Театральные записки - страница 5
С этого времени, сколько я помню, утешительные новости делались чаще и чаще; успех оружия повернулся в нашу сторону, и, когда французы очистили Москву и началось отступление двунадесяти языков, Русь вздохнула свободнее, а мы, дети, принялись за прежние игры и возились кто во что горазд. На радостях нам прощали всякие шалости и проказы. Впоследствии часто мне случалось видеть, как проводили по нашей улице пленных неприятелей: больных везли на телегах и толпа любопытных провожала их.
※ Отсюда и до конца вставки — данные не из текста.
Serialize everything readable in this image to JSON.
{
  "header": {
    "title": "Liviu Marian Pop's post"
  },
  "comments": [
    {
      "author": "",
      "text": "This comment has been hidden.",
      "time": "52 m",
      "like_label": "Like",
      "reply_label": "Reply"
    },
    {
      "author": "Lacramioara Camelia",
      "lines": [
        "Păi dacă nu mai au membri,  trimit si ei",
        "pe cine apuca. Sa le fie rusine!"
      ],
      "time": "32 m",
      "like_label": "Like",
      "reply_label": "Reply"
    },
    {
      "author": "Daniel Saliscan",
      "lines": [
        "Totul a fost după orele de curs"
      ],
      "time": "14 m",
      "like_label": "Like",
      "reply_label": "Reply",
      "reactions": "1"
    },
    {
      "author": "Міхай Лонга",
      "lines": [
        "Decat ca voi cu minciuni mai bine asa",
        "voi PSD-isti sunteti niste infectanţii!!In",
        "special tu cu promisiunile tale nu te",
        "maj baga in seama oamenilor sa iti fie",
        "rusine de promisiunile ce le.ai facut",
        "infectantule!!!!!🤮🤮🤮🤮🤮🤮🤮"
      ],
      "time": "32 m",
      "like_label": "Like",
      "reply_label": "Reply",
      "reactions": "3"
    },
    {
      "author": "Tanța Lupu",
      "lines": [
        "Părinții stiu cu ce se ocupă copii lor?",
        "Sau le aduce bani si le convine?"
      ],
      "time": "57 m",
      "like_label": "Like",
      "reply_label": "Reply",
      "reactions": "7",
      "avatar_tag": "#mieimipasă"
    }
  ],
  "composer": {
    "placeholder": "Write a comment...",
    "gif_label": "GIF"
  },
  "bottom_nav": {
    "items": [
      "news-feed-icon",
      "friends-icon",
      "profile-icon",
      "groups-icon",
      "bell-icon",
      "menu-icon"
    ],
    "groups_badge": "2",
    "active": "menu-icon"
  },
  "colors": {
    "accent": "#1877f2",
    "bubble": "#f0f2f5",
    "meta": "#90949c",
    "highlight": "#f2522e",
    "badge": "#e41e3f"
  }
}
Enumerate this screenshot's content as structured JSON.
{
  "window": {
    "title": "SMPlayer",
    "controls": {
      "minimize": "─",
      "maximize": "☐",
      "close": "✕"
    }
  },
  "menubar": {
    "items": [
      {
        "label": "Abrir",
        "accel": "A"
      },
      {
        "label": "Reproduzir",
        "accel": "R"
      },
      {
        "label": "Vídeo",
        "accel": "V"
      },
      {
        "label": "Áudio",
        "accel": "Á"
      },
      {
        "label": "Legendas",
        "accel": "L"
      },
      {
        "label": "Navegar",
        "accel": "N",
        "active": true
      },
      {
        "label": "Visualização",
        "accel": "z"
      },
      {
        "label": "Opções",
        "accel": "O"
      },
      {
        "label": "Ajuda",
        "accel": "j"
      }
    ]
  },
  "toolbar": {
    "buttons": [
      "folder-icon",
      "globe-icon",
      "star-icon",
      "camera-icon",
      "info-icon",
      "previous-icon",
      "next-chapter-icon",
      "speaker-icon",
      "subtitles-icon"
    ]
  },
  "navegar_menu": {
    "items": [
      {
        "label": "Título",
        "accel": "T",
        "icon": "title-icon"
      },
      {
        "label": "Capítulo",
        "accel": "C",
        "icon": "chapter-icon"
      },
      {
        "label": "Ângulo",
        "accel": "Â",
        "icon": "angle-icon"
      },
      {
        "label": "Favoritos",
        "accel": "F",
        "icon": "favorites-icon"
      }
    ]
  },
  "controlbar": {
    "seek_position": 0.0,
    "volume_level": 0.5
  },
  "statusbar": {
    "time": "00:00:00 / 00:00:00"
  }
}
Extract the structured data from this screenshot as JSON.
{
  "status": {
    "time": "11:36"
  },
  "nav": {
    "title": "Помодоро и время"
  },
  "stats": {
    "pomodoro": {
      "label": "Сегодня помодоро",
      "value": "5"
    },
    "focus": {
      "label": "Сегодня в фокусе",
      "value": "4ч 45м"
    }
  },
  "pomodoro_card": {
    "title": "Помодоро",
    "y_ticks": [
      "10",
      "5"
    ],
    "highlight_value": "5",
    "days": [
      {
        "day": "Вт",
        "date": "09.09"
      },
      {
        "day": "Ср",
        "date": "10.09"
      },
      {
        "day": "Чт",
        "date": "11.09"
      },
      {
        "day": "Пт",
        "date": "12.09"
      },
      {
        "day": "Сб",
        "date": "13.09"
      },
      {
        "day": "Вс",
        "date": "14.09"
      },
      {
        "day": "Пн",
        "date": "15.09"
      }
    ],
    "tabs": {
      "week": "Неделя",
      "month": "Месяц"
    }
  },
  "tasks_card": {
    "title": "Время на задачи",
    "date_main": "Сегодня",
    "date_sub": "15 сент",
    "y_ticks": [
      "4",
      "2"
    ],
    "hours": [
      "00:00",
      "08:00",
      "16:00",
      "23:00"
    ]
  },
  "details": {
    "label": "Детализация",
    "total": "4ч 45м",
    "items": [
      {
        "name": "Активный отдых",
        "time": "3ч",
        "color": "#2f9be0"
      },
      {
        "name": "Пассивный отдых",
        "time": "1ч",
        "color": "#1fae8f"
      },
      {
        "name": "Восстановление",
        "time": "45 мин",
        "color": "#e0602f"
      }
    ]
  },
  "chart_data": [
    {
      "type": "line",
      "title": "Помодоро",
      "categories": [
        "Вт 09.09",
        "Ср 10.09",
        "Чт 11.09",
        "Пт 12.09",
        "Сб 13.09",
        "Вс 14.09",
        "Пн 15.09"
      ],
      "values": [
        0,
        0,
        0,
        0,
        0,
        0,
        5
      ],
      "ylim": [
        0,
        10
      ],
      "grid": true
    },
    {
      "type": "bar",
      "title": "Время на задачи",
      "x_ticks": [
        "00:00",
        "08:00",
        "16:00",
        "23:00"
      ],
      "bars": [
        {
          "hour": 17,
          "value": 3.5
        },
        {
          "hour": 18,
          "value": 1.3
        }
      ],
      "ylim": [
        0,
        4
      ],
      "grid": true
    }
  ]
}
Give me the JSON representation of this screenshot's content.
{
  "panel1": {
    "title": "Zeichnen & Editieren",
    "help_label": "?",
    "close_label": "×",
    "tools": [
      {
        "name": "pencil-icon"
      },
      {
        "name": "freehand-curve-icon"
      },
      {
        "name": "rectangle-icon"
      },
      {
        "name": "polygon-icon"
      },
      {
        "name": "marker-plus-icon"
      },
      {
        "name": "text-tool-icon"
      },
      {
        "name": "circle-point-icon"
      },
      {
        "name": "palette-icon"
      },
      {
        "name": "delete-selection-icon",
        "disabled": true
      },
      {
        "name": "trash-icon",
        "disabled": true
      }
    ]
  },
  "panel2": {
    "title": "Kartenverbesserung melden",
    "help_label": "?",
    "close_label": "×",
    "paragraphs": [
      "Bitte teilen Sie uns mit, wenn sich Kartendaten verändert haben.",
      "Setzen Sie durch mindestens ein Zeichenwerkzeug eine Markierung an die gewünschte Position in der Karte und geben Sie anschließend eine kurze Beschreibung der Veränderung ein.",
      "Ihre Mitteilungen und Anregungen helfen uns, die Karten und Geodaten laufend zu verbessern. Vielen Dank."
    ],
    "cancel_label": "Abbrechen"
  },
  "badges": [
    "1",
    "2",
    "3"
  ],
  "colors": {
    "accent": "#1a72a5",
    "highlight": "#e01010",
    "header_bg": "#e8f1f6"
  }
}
В театре в это время постоянно играли пьесы или из старого репертуара, имевшие аналогию с тогдашними событиями, или вновь сочиненные на этот случай. Между этими последними я помню пьесу Висковатова под названием «Всеобщее ополчение», в которой участвовал маститый артист-пенсионер Дмитревский, сошедший со сцены уже лет пятнадцать назад. Он исполнял роль управителя, отставного унтер-офицера Усерда. Заслуженный ветеран времен Екатерины был встречен публикой с шумным восторгом, и растроганный старик от волнения едва мог докончить свою роль.
Куплеты в честь Кутузова, Витгенштейна и Платова пелись тогда на сцене почти ежедневно. Из всех героев 1812 года эти три имени были самыми популярными; но благодарность и признательность петербуржцев графу Витгенштейну после сражения при Чашниках 19 октября 1812 года, где он отрезал дорогу к Петербургу маршалу Удино и разбил его наголову, доходили до обожания. Стихи в его честь «Защитнику Петрова града» и прочее распевались в то время не только в театре, но и чуть ли не на каждой улице.
Помню я также, как в 1813 году ввозили тело покойного фельдмаршала Кутузова. Вся наша семья смотрела эту торжественную церемонию из дома Ефремовой (племянницы нашего отца), у Кашина моста, против Никольского собора. Народ еще у Нарвской заставы выпряг лошадей и вез траурную колесницу вплоть до Казанского собора. Все невольно утирали слезы, и я расплакался навзрыд, глядя на других: меня насилу могли утешить.
В том же году, в декабре, наша матушка опасно захворала воспалением легких. Я помню, что это было самое грустное время в моем детстве. Спальня матушки помещалась рядом с нашей детской, и нам строго запрещались шумные игры. Хотя мы и не понимали всей опасности, в которой находилась тогда наша мать, но, слыша беспрестанно оханья нянек и видя грусть отца, мы и не думали веселиться. Старший брат наш, Александр, приезжая из корпуса по праздникам, рисовал нам солдатиков, и мы расставляли их на окнах и шепотом играли втихомолку.
Так прошло недель шесть, если не более. Говорят, будто специальные наклонности обнаруживаются у нас в детстве, с первых годов, и по этим наклонностям можно определить направление или способности будущего человека: то есть к чему больше у ребенка охоты, на то и следует воспитателю обратить внимание. Если судить по первым наклонностям о нашей будущей карьере, то можно было подумать, что все мои братья непременно пойдут на военную службу, до такой степени мы в детстве любили военщину; между тем, мне и брату Василию пришлось нюхать пороху только в театре, а два других брата сделались скромными чиновниками, самыми тихими тружениками, которые кроме перочинных ножей не имели при себе никакого другого оружия.
Сколько мне теперь припоминается, брат мой Василий в детстве не имел ни малейшей склонности к театру[5]. Брат Владимир был самый резвый мальчик, сорвиголова, как говорится. С возрастом эта энергичность стала простывать, и нрав его принял флегматическое направление, но сердце его осталось детски теплое и доброе до самой смерти. Брат мой Александр был, напротив, характера серьезного, сосредоточенного и таким остался во всю свою жизнь. При необыкновенной честности он, кажется, не имел доверия к людям, и его трудно было вызвать на откровенность. Этим свойством он больше всех нас походил на нашего отца.